Bir ağabeyimiz vardı.

Yerelde idi ama sağlam siyasetçi idi.

Bir değerli belediye başkanımız, yeni belediye başkanı olmuştu.

Bu Başkan Bey, 3 ay kadar tebrikleri kabul etmekten işinin başına geçememişti.

Etrafı, bir sürü yalama, iş takipçisi, samimiyetsizlikleri yüzlerinden akan adamlarla dolmuştu.

Tabi  bu riyakar takım, Başkan Bey'e hep tezgahın mostrasını gösteriyordu.

Ohhh, Başkan Bey 3 aydır sokağa çıkamadığı halde, yalamalar kendine acayip raporlar veriyordu.

Her şey nasıl güzel, nasıl güzeldi ve daha da nasıl güzel olacaktı tahmin bile edemezdi…

O arada sağlam siyasetçi abimiz, Başkan Bey'i kenara çekti.

“Kardeş”dedi…” 5 yıl dediğin su gibi akar gider, nasıl olduğunu anlamazsın…”

“Sen sen, ol herkesi mutlu etmeye çalışma… Bırak bu samimiyetsiz samimiyeti, derhal işine bak.”

“Haaa şunu da ekleyeyim; Futbolda takımında, atan ile tutanın, siyasette sekreterin (özel kalem) ile  danışmanın iyi olacak. Bilgiyi getiren dürüst olacak. Seni temsil ettikleri için, taşı bile gülümseyerek atacaklar.”

Başkan Bey hak verdi… Hemen kendini toparladı.

Sekreteri, özel kalemi çağırdı. “Bu tebrik işini bitirin, iş yapalım” dedi.

Görmemişe yetki vermişler, önce babasını asmış misali yüz bulan sekreterya, Başkan Bey ile görüşmek isteyen herkesi tersledi, kimseye randevu vermedi.

Siyasi ağırlıklarını tahmin etmediği adamları bile kapı dışarı etti.

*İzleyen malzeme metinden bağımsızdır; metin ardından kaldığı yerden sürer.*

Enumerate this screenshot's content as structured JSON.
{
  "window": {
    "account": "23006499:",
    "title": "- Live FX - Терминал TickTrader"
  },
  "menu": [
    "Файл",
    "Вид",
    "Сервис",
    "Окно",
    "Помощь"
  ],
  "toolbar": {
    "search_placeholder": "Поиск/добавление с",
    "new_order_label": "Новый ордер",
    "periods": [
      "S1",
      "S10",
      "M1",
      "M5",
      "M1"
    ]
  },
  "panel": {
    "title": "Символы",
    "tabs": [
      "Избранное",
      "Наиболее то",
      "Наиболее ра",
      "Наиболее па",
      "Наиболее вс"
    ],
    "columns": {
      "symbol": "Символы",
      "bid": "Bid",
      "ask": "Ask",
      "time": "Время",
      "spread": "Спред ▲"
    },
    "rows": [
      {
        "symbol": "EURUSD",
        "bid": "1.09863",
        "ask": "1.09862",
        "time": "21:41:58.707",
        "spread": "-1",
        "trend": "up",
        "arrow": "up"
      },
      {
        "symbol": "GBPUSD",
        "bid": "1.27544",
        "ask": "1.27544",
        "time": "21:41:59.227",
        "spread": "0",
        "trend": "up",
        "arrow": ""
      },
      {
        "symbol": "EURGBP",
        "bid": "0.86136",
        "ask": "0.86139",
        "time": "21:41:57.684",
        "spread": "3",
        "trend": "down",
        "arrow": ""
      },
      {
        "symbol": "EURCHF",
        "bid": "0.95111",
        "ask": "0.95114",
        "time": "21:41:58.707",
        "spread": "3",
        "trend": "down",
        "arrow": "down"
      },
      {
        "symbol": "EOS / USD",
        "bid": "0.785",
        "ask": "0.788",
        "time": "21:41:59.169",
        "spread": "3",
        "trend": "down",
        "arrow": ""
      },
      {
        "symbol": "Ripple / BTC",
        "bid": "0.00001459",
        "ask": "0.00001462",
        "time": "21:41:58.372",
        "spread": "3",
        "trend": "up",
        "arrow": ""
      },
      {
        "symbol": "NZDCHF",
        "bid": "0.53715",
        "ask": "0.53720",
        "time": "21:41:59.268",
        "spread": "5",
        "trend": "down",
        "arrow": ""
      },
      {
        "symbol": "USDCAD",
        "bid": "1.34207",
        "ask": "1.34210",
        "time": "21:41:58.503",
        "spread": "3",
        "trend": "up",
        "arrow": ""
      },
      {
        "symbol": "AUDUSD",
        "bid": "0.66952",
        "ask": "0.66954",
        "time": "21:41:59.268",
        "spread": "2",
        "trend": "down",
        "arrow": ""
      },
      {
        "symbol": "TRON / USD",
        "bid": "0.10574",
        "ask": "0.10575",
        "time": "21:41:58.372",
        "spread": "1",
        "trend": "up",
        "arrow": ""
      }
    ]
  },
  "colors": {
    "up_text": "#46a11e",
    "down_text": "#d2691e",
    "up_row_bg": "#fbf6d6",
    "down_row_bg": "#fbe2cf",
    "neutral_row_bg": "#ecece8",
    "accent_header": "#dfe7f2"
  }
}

Büyük bir küskünler ordusu oluştu… Bundan Başkan Bey’in haberi olmadı.

Çünkü  O’na anlatılan hep güzel şeyler, hep tatlı rüyalar, pembe tablolardı.

Başkan Bey çok mutluydu…

Başkana yalamalık yapan, sekreterle yahut özel kalemle iyi geçinen yalama takımı Başkan Bey’in yanına  kadar sızıyor, istediğini yaptırıyordu.

Çok güzel çalışıyordu, herkes mutluydu, herkes O’nu seviyordu.

Hatta ,O öylesi bir şeydi ki, ilk genel seçimlerde Genel Başkan bile olabilirdi.

Öyle bir gaz almıştı…

Sonuç; ilk seçimlerde kendi yöresinden aday dahi gösterilmedi…

Etrafındaki yalaka takımı ilk terk eden oldu, kendisi de siyasi çöplüğe havale oldu…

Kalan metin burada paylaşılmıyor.